Bruno Le Maire, désormais ancien ministre, avec ses privilèges dus à son rang, fait face aux questions légitimes de ceux qui veulent en savoir plus sur un déficit passant de 4,4 % à 6,1 % en quelques mois. Les Français ne se voilent pas la face, ils savent, une fois de plus, qu’ils seront bernés. Certes, la France n’en est pas à son premier coup de dépassement de prévisions, mais cette fois-ci, l’excuse de la fatalité économique a des relents de mauvaise foi. Ce qui semble le plus troublant, c’est la révélation de notes confidentielles manifestement inquiétantes, dont Bruno Le Maire aurait eu connaissance et qu’il aurait, j’en suis convaincu, choisi d’ignorer. Alors, qui est responsable ? L’ancien ministre ou les services du ministère, supposés être les plus prestigieux de l’administration française ? Les amis de Bruno Le Maire affirment que les prévisions de recettes fiscales ont été mal estimées par les technocrates de Bercy. Mais quand on connaît l’importance que ces hauts fonctionnaires accordent à leurs projections… vu la situation, le contribuable lambda se demande où se trouve leur compétence.
Le problème est profond : le ministère de l’Économie dispose de plusieurs indicateurs tels que la croissance du PIB, le taux de chômage, l’inflation, l’immigration non contrôlée, des indices de confiance des consommateurs, de leur moral ou de celui des chefs d’entreprise, des indices de production industrielle, y compris l’agriculture (qui ne décolère pas), des régimes sociaux et spéciaux. Le ministère collabore avec l’Organisation de coopération et de développement économiques (OCDE), le Fonds monétaire international (FMI), la Banque centrale européenne (BCE) et tient compte du rapport annuel de la Cour des comptes. Seulement, sur le papier, rien ne va plus, les courbes s’entrecroisent, s’affolent et s’entremêlent dans tous les sens… Le compte n’y est pas.

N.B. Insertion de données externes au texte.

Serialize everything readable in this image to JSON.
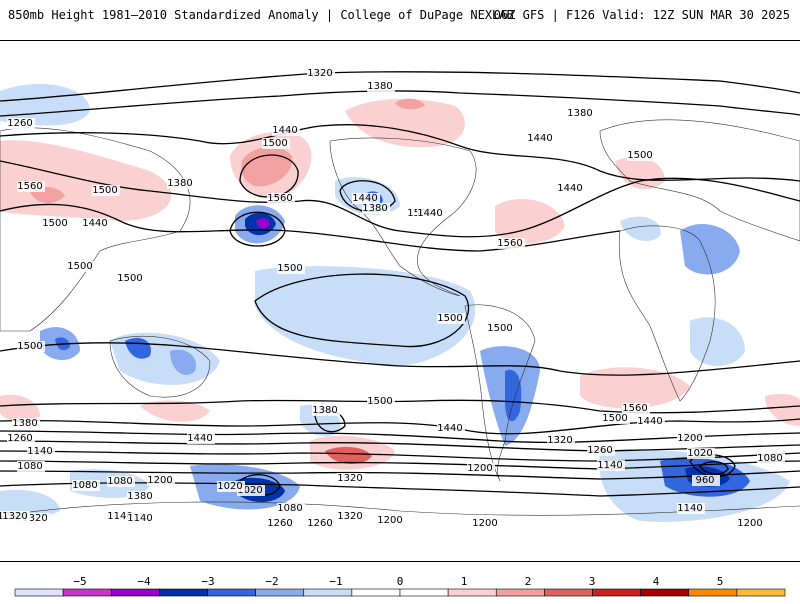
{
  "header": {
    "left_title": "850mb Height 1981–2010 Standardized Anomaly | College of DuPage NEXLAB",
    "right_title": "06Z GFS | F126 Valid: 12Z SUN MAR 30 2025"
  },
  "contour_labels": [
    "1320",
    "1380",
    "1260",
    "1440",
    "1500",
    "1560",
    "1380",
    "1440",
    "1380",
    "1380",
    "1440",
    "1500",
    "1440",
    "1500",
    "1560",
    "1500",
    "1440",
    "1500",
    "1560",
    "1500",
    "1500",
    "1500",
    "1500",
    "1500",
    "1440",
    "1500",
    "1380",
    "1260",
    "1140",
    "1080",
    "1020",
    "1020",
    "960",
    "1080",
    "1140",
    "1200",
    "1200",
    "1260",
    "1320",
    "1440",
    "1440",
    "1380",
    "1500",
    "1560",
    "1500",
    "1440",
    "1320",
    "1380",
    "1320",
    "1260",
    "1140",
    "1200",
    "1260",
    "1080",
    "1320",
    "1320",
    "1200",
    "1200",
    "1260",
    "1140",
    "1080",
    "1200",
    "1020",
    "1080",
    "1140"
  ],
  "colorbar": {
    "ticks": [
      "−5",
      "−4",
      "−3",
      "−2",
      "−1",
      "0",
      "1",
      "2",
      "3",
      "4",
      "5"
    ],
    "colors": [
      "#e0e0ff",
      "#cc33cc",
      "#9900cc",
      "#0033aa",
      "#3366dd",
      "#88aaee",
      "#c8ddf8",
      "#ffffff",
      "#ffffff",
      "#fbd0d0",
      "#f2a0a0",
      "#e06060",
      "#cc2020",
      "#aa0000",
      "#ff8800",
      "#ffbb33"
    ],
    "tick_values": [
      -5,
      -4,
      -3,
      -2,
      -1,
      0,
      1,
      2,
      3,
      4,
      5
    ]
  },
  "anomaly_colors": {
    "neg1": "#c8ddf8",
    "neg2": "#88aaee",
    "neg3": "#3366dd",
    "neg4": "#0033aa",
    "neg5": "#9900cc",
    "pos1": "#fbd0d0",
    "pos2": "#f2a0a0",
    "pos3": "#e06060"
  }
}
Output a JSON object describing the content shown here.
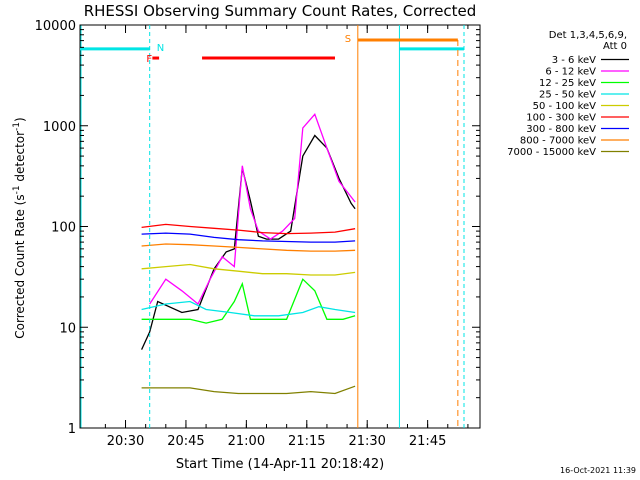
{
  "chart_data": {
    "type": "line",
    "title": "RHESSI Observing Summary Count Rates, Corrected",
    "xlabel": "Start Time (14-Apr-11 20:18:42)",
    "ylabel_main": "Corrected Count Rate (s",
    "ylabel_sup1": "-1",
    "ylabel_mid": " detector",
    "ylabel_sup2": "-1",
    "ylabel_end": ")",
    "yscale": "log",
    "x_range": [
      "20:18:42",
      "21:58:00"
    ],
    "ylim": [
      1,
      10000
    ],
    "x_ticks": [
      "20:30",
      "20:45",
      "21:00",
      "21:15",
      "21:30",
      "21:45"
    ],
    "y_ticks": [
      "1",
      "10",
      "100",
      "1000",
      "10000"
    ],
    "legend_header": [
      "Det 1,3,4,5,6,9,",
      "Att 0"
    ],
    "legend_placement": "right",
    "footer_timestamp": "16-Oct-2021 11:39",
    "flags": {
      "N": {
        "label": "N",
        "color": "#00e5e5"
      },
      "F": {
        "label": "F",
        "color": "#ff0000"
      },
      "S": {
        "label": "S",
        "color": "#ff7f00"
      }
    },
    "series": [
      {
        "name": "3 - 6 keV",
        "color": "#000000",
        "points": [
          [
            "20:34",
            6
          ],
          [
            "20:36",
            9
          ],
          [
            "20:38",
            18
          ],
          [
            "20:44",
            14
          ],
          [
            "20:48",
            15
          ],
          [
            "20:52",
            38
          ],
          [
            "20:55",
            56
          ],
          [
            "20:57",
            60
          ],
          [
            "20:59",
            380
          ],
          [
            "21:01",
            180
          ],
          [
            "21:03",
            80
          ],
          [
            "21:05",
            75
          ],
          [
            "21:08",
            75
          ],
          [
            "21:11",
            90
          ],
          [
            "21:14",
            500
          ],
          [
            "21:17",
            800
          ],
          [
            "21:20",
            600
          ],
          [
            "21:23",
            300
          ],
          [
            "21:26",
            170
          ],
          [
            "21:27",
            150
          ]
        ]
      },
      {
        "name": "6 - 12 keV",
        "color": "#ff00ff",
        "points": [
          [
            "20:36",
            17
          ],
          [
            "20:40",
            30
          ],
          [
            "20:44",
            23
          ],
          [
            "20:48",
            17
          ],
          [
            "20:51",
            30
          ],
          [
            "20:54",
            50
          ],
          [
            "20:57",
            40
          ],
          [
            "20:59",
            400
          ],
          [
            "21:01",
            150
          ],
          [
            "21:03",
            90
          ],
          [
            "21:06",
            75
          ],
          [
            "21:09",
            90
          ],
          [
            "21:12",
            120
          ],
          [
            "21:14",
            950
          ],
          [
            "21:17",
            1300
          ],
          [
            "21:20",
            600
          ],
          [
            "21:23",
            280
          ],
          [
            "21:27",
            175
          ]
        ]
      },
      {
        "name": "12 - 25 keV",
        "color": "#00ff00",
        "points": [
          [
            "20:34",
            12
          ],
          [
            "20:40",
            12
          ],
          [
            "20:46",
            12
          ],
          [
            "20:50",
            11
          ],
          [
            "20:54",
            12
          ],
          [
            "20:57",
            18
          ],
          [
            "20:59",
            27
          ],
          [
            "21:01",
            12
          ],
          [
            "21:05",
            12
          ],
          [
            "21:10",
            12
          ],
          [
            "21:14",
            30
          ],
          [
            "21:17",
            23
          ],
          [
            "21:20",
            12
          ],
          [
            "21:24",
            12
          ],
          [
            "21:27",
            13
          ]
        ]
      },
      {
        "name": "25 - 50 keV",
        "color": "#00e5e5",
        "points": [
          [
            "20:34",
            15
          ],
          [
            "20:40",
            17
          ],
          [
            "20:46",
            18
          ],
          [
            "20:50",
            15
          ],
          [
            "20:56",
            14
          ],
          [
            "21:02",
            13
          ],
          [
            "21:08",
            13
          ],
          [
            "21:14",
            14
          ],
          [
            "21:18",
            16
          ],
          [
            "21:22",
            15
          ],
          [
            "21:27",
            14
          ]
        ]
      },
      {
        "name": "50 - 100 keV",
        "color": "#cccc00",
        "points": [
          [
            "20:34",
            38
          ],
          [
            "20:40",
            40
          ],
          [
            "20:46",
            42
          ],
          [
            "20:52",
            38
          ],
          [
            "20:58",
            36
          ],
          [
            "21:04",
            34
          ],
          [
            "21:10",
            34
          ],
          [
            "21:16",
            33
          ],
          [
            "21:22",
            33
          ],
          [
            "21:27",
            35
          ]
        ]
      },
      {
        "name": "100 - 300 keV",
        "color": "#ff0000",
        "points": [
          [
            "20:34",
            98
          ],
          [
            "20:40",
            105
          ],
          [
            "20:46",
            100
          ],
          [
            "20:52",
            96
          ],
          [
            "20:58",
            92
          ],
          [
            "21:04",
            87
          ],
          [
            "21:10",
            85
          ],
          [
            "21:16",
            86
          ],
          [
            "21:22",
            88
          ],
          [
            "21:27",
            95
          ]
        ]
      },
      {
        "name": "300 - 800 keV",
        "color": "#0000ff",
        "points": [
          [
            "20:34",
            84
          ],
          [
            "20:40",
            86
          ],
          [
            "20:46",
            84
          ],
          [
            "20:52",
            78
          ],
          [
            "20:58",
            74
          ],
          [
            "21:04",
            72
          ],
          [
            "21:10",
            71
          ],
          [
            "21:16",
            70
          ],
          [
            "21:22",
            70
          ],
          [
            "21:27",
            72
          ]
        ]
      },
      {
        "name": "800 - 7000 keV",
        "color": "#ff7f00",
        "points": [
          [
            "20:34",
            64
          ],
          [
            "20:40",
            67
          ],
          [
            "20:46",
            66
          ],
          [
            "20:52",
            64
          ],
          [
            "20:58",
            62
          ],
          [
            "21:04",
            60
          ],
          [
            "21:10",
            58
          ],
          [
            "21:16",
            57
          ],
          [
            "21:22",
            57
          ],
          [
            "21:27",
            58
          ]
        ]
      },
      {
        "name": "7000 - 15000 keV",
        "color": "#808000",
        "points": [
          [
            "20:34",
            2.5
          ],
          [
            "20:40",
            2.5
          ],
          [
            "20:46",
            2.5
          ],
          [
            "20:52",
            2.3
          ],
          [
            "20:58",
            2.2
          ],
          [
            "21:04",
            2.2
          ],
          [
            "21:10",
            2.2
          ],
          [
            "21:16",
            2.3
          ],
          [
            "21:22",
            2.2
          ],
          [
            "21:27",
            2.6
          ]
        ]
      }
    ]
  }
}
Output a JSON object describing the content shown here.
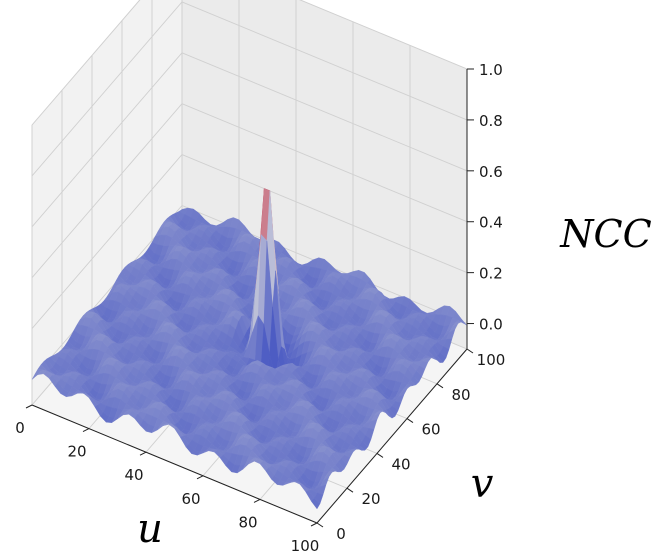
{
  "chart_data": {
    "type": "surface3d",
    "title": "",
    "xlabel": "u",
    "ylabel": "v",
    "zlabel": "NCC",
    "xlim": [
      0,
      100
    ],
    "ylim": [
      0,
      100
    ],
    "zlim": [
      -0.1,
      1.0
    ],
    "x_ticks": [
      "0",
      "20",
      "40",
      "60",
      "80",
      "100"
    ],
    "y_ticks": [
      "0",
      "20",
      "40",
      "60",
      "80",
      "100"
    ],
    "z_ticks": [
      "0.0",
      "0.2",
      "0.4",
      "0.6",
      "0.8",
      "1.0"
    ],
    "colormap": "coolwarm",
    "grid": true,
    "surface": {
      "baseline": 0.0,
      "noise_amplitude": 0.03,
      "peak": {
        "u": 53,
        "v": 56,
        "value": 0.66,
        "width": 2.4
      },
      "trough_ring": {
        "radius": 7,
        "depth": -0.08
      }
    }
  },
  "colors": {
    "pane_bg": "#f2f2f2",
    "grid": "#d0d0d0",
    "surface_low": "#6a8ee6",
    "surface_high": "#c52f2f"
  }
}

Si, soi-disant, les prévisions budgétaires étaient défaillantes, comment se fait-il qu’aucune réforme de ces systèmes n’ait été entreprise ? Un ministre est payé par les contribuables que nous sommes… Gouverner, c’est prévoir avec justesse. Si les outils sont défaillants, si les courbes ne sont pas assez analysées… alors oui, les avertissements ont été sacrifiés sur l’autel d’une communication politique trompeuse, dans une tentative désespérée de sauver les apparences. On pourrait presque en rire si ce n’était pas si tragique. L’économie française est au bord du gouffre.
La comparaison est peut-être osée, mais le parallèle avec l’affaire Jérôme Kerviel s’impose… Il y a seize ans déjà (en 2008). Ce jeune trader a été condamné après huit ans de procédure à verser un million d’euros de dommages et intérêts à la banque. Cet ancien trader a été lynché publiquement et condamné à rembourser cette somme astronomique pour ses erreurs de spéculation. Cela a mis en lumière les responsabilités partagées entre Kerviel et la Société Générale. Jérôme Kerviel a été sacrifié sur l’autel des dysfonctionnements dans les systèmes de surveillance des activités de trading. Tandis que les erreurs de prévisions (60 milliards) de nos politiques et des hauts fonctionnaires de Bercy passent sous silence. Si un trader mérite, selon la justice, sa ruine jusqu’à la fin de ses jours pour soi-disant l’exemple de ses imprudences, pourquoi n’aurait-on pas le droit aux mêmes exigences de reddition de comptes vis-à-vis de ceux qui sont censés gérer les finances publiques… de jouer avec notre argent, plus précieux que les fonds d’une banque privée ? Qu’en est-il de ceux qui manipulent notre argent sans en subir les conséquences ?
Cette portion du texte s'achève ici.